Well, that may change. Specifically the well defined part, but in the long run I can see the raises and increased employment opportunities being reduced as a result.
On the afternoon of Friday, August 14th, the SOA, CAS, and CIA jointly released a letter and accompanying FAQ about a major change to the credentialing process for future actuaries. The proposal, called the Future Education Methods (FEM), would allow students at certain universities to earn exemptions from preliminary actuarial exams based on their grades in certain classes as long as they pass Exam P/1 while they are in school.
This proposal would allow many students to graduate near-ASA, with only the FAP modules and the APC remaining for an actuarial credential. In fact, without the other preliminary exams to study for as an undergrad, I wouldn't be surprised to see many more students completing the FAP and possibly studying for FSA exams before graduating and thereby creating a steady flow of entry level ASAs and near-FSAs.
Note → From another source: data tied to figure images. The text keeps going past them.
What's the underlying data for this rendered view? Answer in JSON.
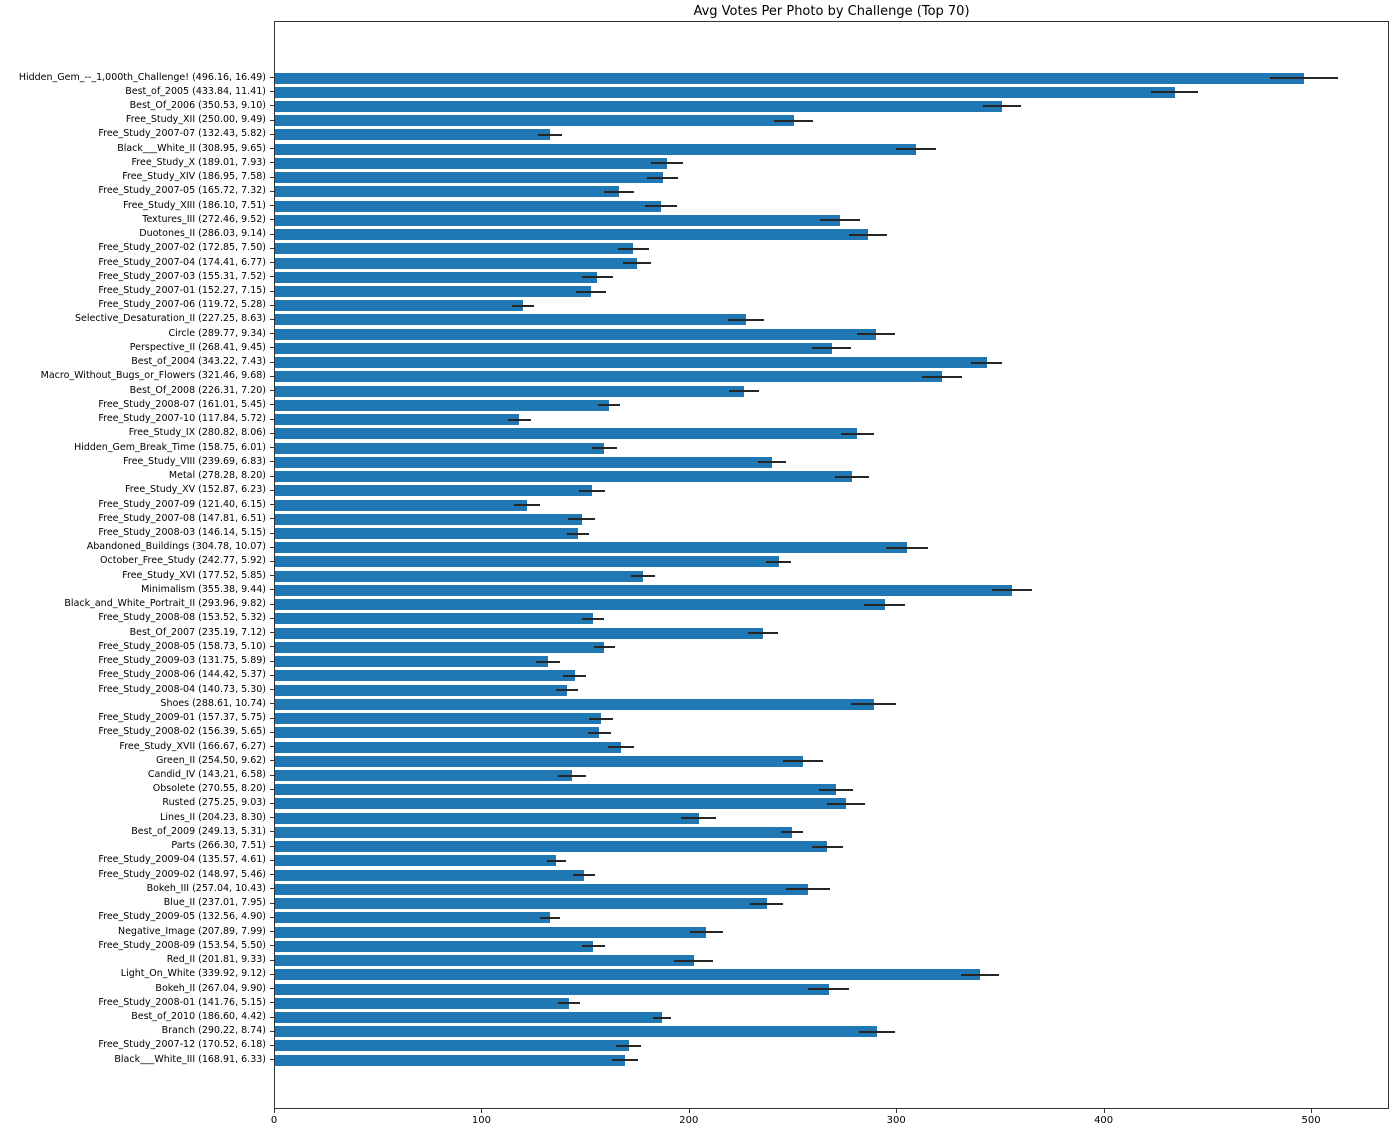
{
  "chart_data": {
    "type": "bar",
    "orientation": "horizontal",
    "title": "Avg Votes Per Photo by Challenge (Top 70)",
    "xlabel": "",
    "ylabel": "",
    "xlim": [
      0,
      537.6
    ],
    "xticks": [
      0,
      100,
      200,
      300,
      400,
      500
    ],
    "grid": false,
    "legend": "none",
    "bar_color": "#1f77b4",
    "error_color": "#262626",
    "label_format": "{name} ({value}, {err})",
    "categories": [
      "Hidden_Gem_--_1,000th_Challenge!",
      "Best_of_2005",
      "Best_Of_2006",
      "Free_Study_XII",
      "Free_Study_2007-07",
      "Black___White_II",
      "Free_Study_X",
      "Free_Study_XIV",
      "Free_Study_2007-05",
      "Free_Study_XIII",
      "Textures_III",
      "Duotones_II",
      "Free_Study_2007-02",
      "Free_Study_2007-04",
      "Free_Study_2007-03",
      "Free_Study_2007-01",
      "Free_Study_2007-06",
      "Selective_Desaturation_II",
      "Circle",
      "Perspective_II",
      "Best_of_2004",
      "Macro_Without_Bugs_or_Flowers",
      "Best_Of_2008",
      "Free_Study_2008-07",
      "Free_Study_2007-10",
      "Free_Study_IX",
      "Hidden_Gem_Break_Time",
      "Free_Study_VIII",
      "Metal",
      "Free_Study_XV",
      "Free_Study_2007-09",
      "Free_Study_2007-08",
      "Free_Study_2008-03",
      "Abandoned_Buildings",
      "October_Free_Study",
      "Free_Study_XVI",
      "Minimalism",
      "Black_and_White_Portrait_II",
      "Free_Study_2008-08",
      "Best_Of_2007",
      "Free_Study_2008-05",
      "Free_Study_2009-03",
      "Free_Study_2008-06",
      "Free_Study_2008-04",
      "Shoes",
      "Free_Study_2009-01",
      "Free_Study_2008-02",
      "Free_Study_XVII",
      "Green_II",
      "Candid_IV",
      "Obsolete",
      "Rusted",
      "Lines_II",
      "Best_of_2009",
      "Parts",
      "Free_Study_2009-04",
      "Free_Study_2009-02",
      "Bokeh_III",
      "Blue_II",
      "Free_Study_2009-05",
      "Negative_Image",
      "Free_Study_2008-09",
      "Red_II",
      "Light_On_White",
      "Bokeh_II",
      "Free_Study_2008-01",
      "Best_of_2010",
      "Branch",
      "Free_Study_2007-12",
      "Black___White_III"
    ],
    "values": [
      496.16,
      433.84,
      350.53,
      250.0,
      132.43,
      308.95,
      189.01,
      186.95,
      165.72,
      186.1,
      272.46,
      286.03,
      172.85,
      174.41,
      155.31,
      152.27,
      119.72,
      227.25,
      289.77,
      268.41,
      343.22,
      321.46,
      226.31,
      161.01,
      117.84,
      280.82,
      158.75,
      239.69,
      278.28,
      152.87,
      121.4,
      147.81,
      146.14,
      304.78,
      242.77,
      177.52,
      355.38,
      293.96,
      153.52,
      235.19,
      158.73,
      131.75,
      144.42,
      140.73,
      288.61,
      157.37,
      156.39,
      166.67,
      254.5,
      143.21,
      270.55,
      275.25,
      204.23,
      249.13,
      266.3,
      135.57,
      148.97,
      257.04,
      237.01,
      132.56,
      207.89,
      153.54,
      201.81,
      339.92,
      267.04,
      141.76,
      186.6,
      290.22,
      170.52,
      168.91
    ],
    "errors": [
      16.49,
      11.41,
      9.1,
      9.49,
      5.82,
      9.65,
      7.93,
      7.58,
      7.32,
      7.51,
      9.52,
      9.14,
      7.5,
      6.77,
      7.52,
      7.15,
      5.28,
      8.63,
      9.34,
      9.45,
      7.43,
      9.68,
      7.2,
      5.45,
      5.72,
      8.06,
      6.01,
      6.83,
      8.2,
      6.23,
      6.15,
      6.51,
      5.15,
      10.07,
      5.92,
      5.85,
      9.44,
      9.82,
      5.32,
      7.12,
      5.1,
      5.89,
      5.37,
      5.3,
      10.74,
      5.75,
      5.65,
      6.27,
      9.62,
      6.58,
      8.2,
      9.03,
      8.3,
      5.31,
      7.51,
      4.61,
      5.46,
      10.43,
      7.95,
      4.9,
      7.99,
      5.5,
      9.33,
      9.12,
      9.9,
      5.15,
      4.42,
      8.74,
      6.18,
      6.33
    ]
  }
}
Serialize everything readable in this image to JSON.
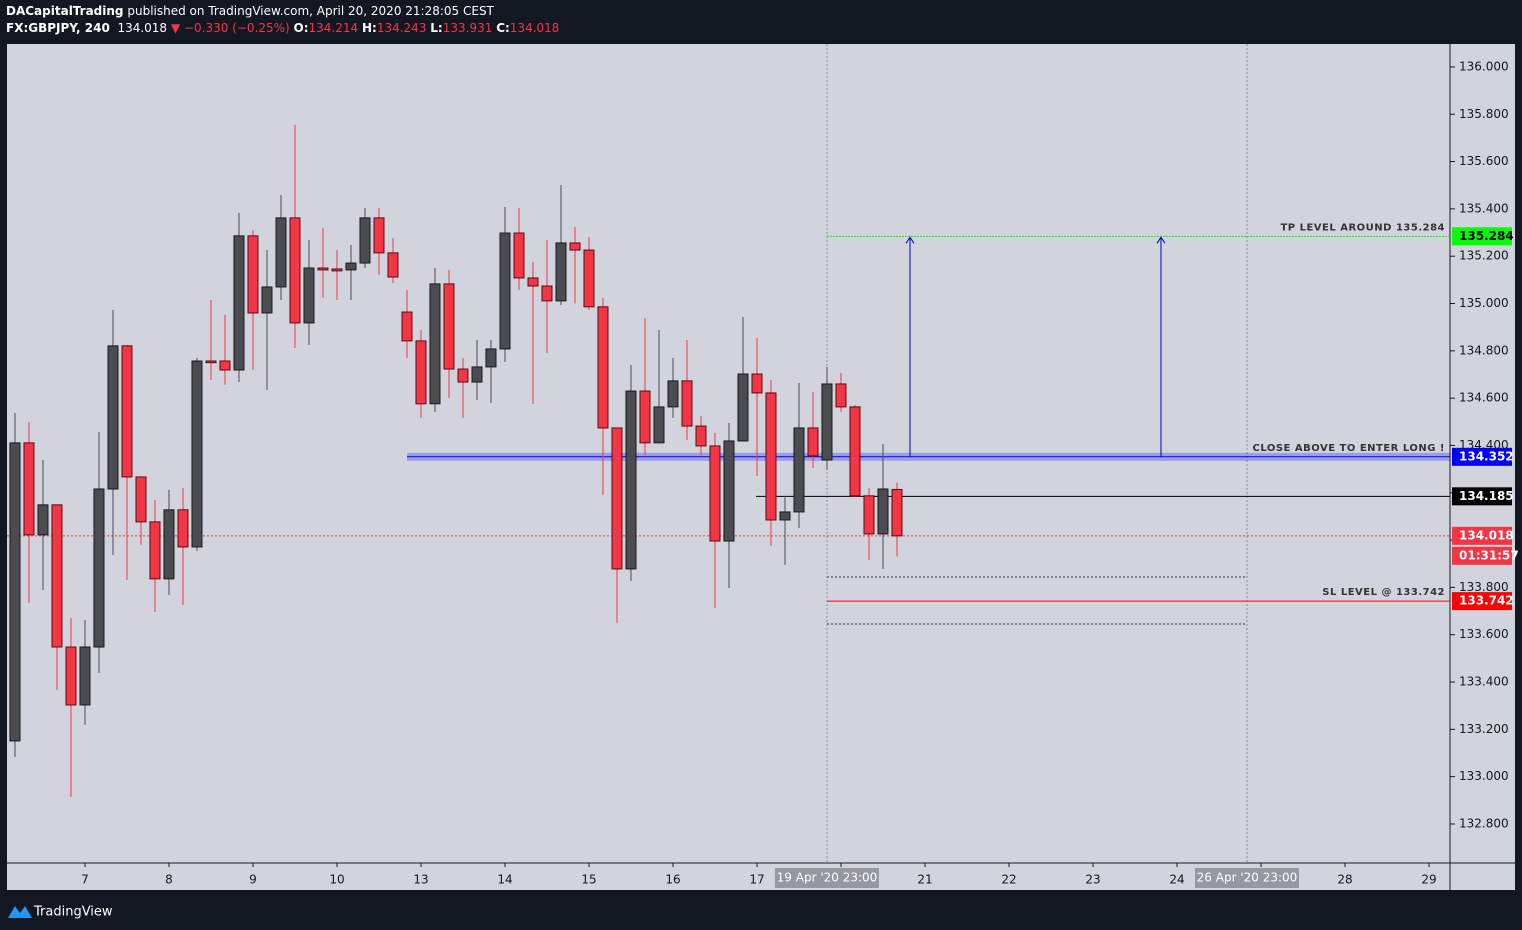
{
  "header": {
    "author": "DACapitalTrading",
    "published": "published on TradingView.com, April 20, 2020 21:28:05 CEST",
    "symbol": "FX:GBPJPY, 240",
    "last": "134.018",
    "change": "▼ −0.330 (−0.25%)",
    "ohlc": [
      [
        "O:",
        "134.214"
      ],
      [
        "H:",
        "134.243"
      ],
      [
        "L:",
        "133.931"
      ],
      [
        "C:",
        "134.018"
      ]
    ]
  },
  "footer": {
    "brand": "TradingView"
  },
  "chart_data": {
    "type": "candlestick",
    "open": [
      133.151,
      134.411,
      134.022,
      134.149,
      133.548,
      133.303,
      133.548,
      134.216,
      134.821,
      134.267,
      134.077,
      133.836,
      134.128,
      133.971,
      134.757,
      134.757,
      134.719,
      135.286,
      134.96,
      135.07,
      135.362,
      134.918,
      135.15,
      135.146,
      135.142,
      135.171,
      135.362,
      135.214,
      134.964,
      134.842,
      134.576,
      135.083,
      134.723,
      134.668,
      134.732,
      134.808,
      135.298,
      135.108,
      135.074,
      135.011,
      135.256,
      135.226,
      134.986,
      134.474,
      133.878,
      134.63,
      134.411,
      134.563,
      134.673,
      134.482,
      134.398,
      133.996,
      134.419,
      134.702,
      134.622,
      134.085,
      134.119,
      134.474,
      134.339,
      134.66,
      134.563,
      134.187,
      134.026,
      134.214
    ],
    "high": [
      134.537,
      134.499,
      134.339,
      134.149,
      133.671,
      133.662,
      134.457,
      134.973,
      134.825,
      134.267,
      134.17,
      134.212,
      134.22,
      134.77,
      135.015,
      134.952,
      135.383,
      135.311,
      135.226,
      135.459,
      135.755,
      135.269,
      135.32,
      135.226,
      135.248,
      135.404,
      135.404,
      135.277,
      135.057,
      134.888,
      135.15,
      135.142,
      134.77,
      134.846,
      134.846,
      135.408,
      135.404,
      135.176,
      135.269,
      135.501,
      135.324,
      135.281,
      135.024,
      134.474,
      134.74,
      134.939,
      134.888,
      134.77,
      134.846,
      134.525,
      134.453,
      134.495,
      134.943,
      134.854,
      134.677,
      134.187,
      134.664,
      134.626,
      134.732,
      134.706,
      134.571,
      134.22,
      134.406,
      134.243
    ],
    "low": [
      133.083,
      133.734,
      133.789,
      133.367,
      132.914,
      133.219,
      133.438,
      133.937,
      133.832,
      133.98,
      133.696,
      133.768,
      133.726,
      133.954,
      134.677,
      134.656,
      134.668,
      134.719,
      134.635,
      135.015,
      134.812,
      134.825,
      135.024,
      135.015,
      135.015,
      135.15,
      135.121,
      135.087,
      134.77,
      134.516,
      134.542,
      134.601,
      134.516,
      134.592,
      134.58,
      134.753,
      135.057,
      134.576,
      134.791,
      134.994,
      135.0,
      134.973,
      134.191,
      133.65,
      133.827,
      134.36,
      134.411,
      134.516,
      134.423,
      134.36,
      133.713,
      133.798,
      134.419,
      134.271,
      133.975,
      133.895,
      134.051,
      134.305,
      134.297,
      134.542,
      134.183,
      133.916,
      133.878,
      133.931
    ],
    "close": [
      134.411,
      134.022,
      134.149,
      133.548,
      133.303,
      133.548,
      134.216,
      134.821,
      134.267,
      134.077,
      133.836,
      134.128,
      133.971,
      134.757,
      134.75,
      134.719,
      135.286,
      134.96,
      135.07,
      135.362,
      134.918,
      135.15,
      135.142,
      135.138,
      135.171,
      135.362,
      135.214,
      135.112,
      134.842,
      134.576,
      135.083,
      134.723,
      134.668,
      134.732,
      134.808,
      135.298,
      135.108,
      135.074,
      135.011,
      135.256,
      135.226,
      134.986,
      134.474,
      133.878,
      134.63,
      134.411,
      134.563,
      134.673,
      134.482,
      134.398,
      133.996,
      134.419,
      134.702,
      134.622,
      134.085,
      134.119,
      134.474,
      134.356,
      134.66,
      134.563,
      134.187,
      134.026,
      134.216,
      134.018
    ],
    "up_color": "#4a4c52",
    "down_color": "#f23645",
    "xlim": [
      -0.57,
      102.5
    ],
    "xticks": [
      {
        "value": 5,
        "label": "7"
      },
      {
        "value": 11,
        "label": "8"
      },
      {
        "value": 17,
        "label": "9"
      },
      {
        "value": 23,
        "label": "10"
      },
      {
        "value": 29,
        "label": "13"
      },
      {
        "value": 35,
        "label": "14"
      },
      {
        "value": 41,
        "label": "15"
      },
      {
        "value": 47,
        "label": "16"
      },
      {
        "value": 53,
        "label": "17"
      },
      {
        "value": 59,
        "label": "20"
      },
      {
        "value": 65,
        "label": "21"
      },
      {
        "value": 71,
        "label": "22"
      },
      {
        "value": 77,
        "label": "23"
      },
      {
        "value": 83,
        "label": "24"
      },
      {
        "value": 89,
        "label": "27"
      },
      {
        "value": 95,
        "label": "28"
      },
      {
        "value": 101,
        "label": "29"
      }
    ],
    "ylim": [
      132.635,
      136.097
    ],
    "yticks": [
      {
        "value": 132.8,
        "label": "132.800"
      },
      {
        "value": 133,
        "label": "133.000"
      },
      {
        "value": 133.2,
        "label": "133.200"
      },
      {
        "value": 133.4,
        "label": "133.400"
      },
      {
        "value": 133.6,
        "label": "133.600"
      },
      {
        "value": 133.8,
        "label": "133.800"
      },
      {
        "value": 134,
        "label": "134.000"
      },
      {
        "value": 134.2,
        "label": "134.200"
      },
      {
        "value": 134.4,
        "label": "134.400"
      },
      {
        "value": 134.6,
        "label": "134.600"
      },
      {
        "value": 134.8,
        "label": "134.800"
      },
      {
        "value": 135,
        "label": "135.000"
      },
      {
        "value": 135.2,
        "label": "135.200"
      },
      {
        "value": 135.4,
        "label": "135.400"
      },
      {
        "value": 135.6,
        "label": "135.600"
      },
      {
        "value": 135.8,
        "label": "135.800"
      },
      {
        "value": 136,
        "label": "136.000"
      }
    ],
    "time_markers": [
      {
        "x": 58,
        "label": "19 Apr '20 23:00"
      },
      {
        "x": 88,
        "label": "26 Apr '20 23:00"
      }
    ],
    "levels": {
      "tp": {
        "price": 135.284,
        "note": "TP LEVEL AROUND 135.284",
        "color": "#00ff00"
      },
      "entry": {
        "price": 134.352,
        "note": "CLOSE ABOVE TO ENTER LONG !",
        "color": "#0000ff"
      },
      "mid": {
        "price": 134.185,
        "color": "#000000"
      },
      "last": {
        "price": 134.018,
        "countdown": "01:31:57",
        "color": "#f23645"
      },
      "sl": {
        "price": 133.742,
        "note": "SL LEVEL @ 133.742",
        "color": "#ff0000"
      }
    }
  }
}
I feel such a move devalues the ASA in particular, along with the FSA, ACAS, and FCAS. I don't feel that the universities that would be accredited for the FEM would be able to consistently and satisfactorily provide the rigor that the preliminary exams currently provide, and over time confidence in the knowledge level and professionalism of actuaries would begin to drop.
The proposal includes a request that comments be sent to email@example.com, but the deadline to submit comments is September 10, 2009. It is expected that this proposal will be considered and possibly enacted by a vote of the SOA and CAS boards at their Fall 2009 meetings, without a vote by SOA or CAS members. Therefore, it is very important that any concerns or objections to the FEM proposal be raised during the exposure period. If no major objections are raised it is expected that the SOA board will approve this alternative route to recognition of early actuarial education.
This past week I put together a letter stating my main objections to the proposal, which you can view as a PDF. Other actuaries are also sharing their letters on the Actuarial Outpost. If you are in the actuarial profession or know anyone else who is I encourage you to get informed and make sure that your voice is heard by the Boards of Directors before the fall meetings.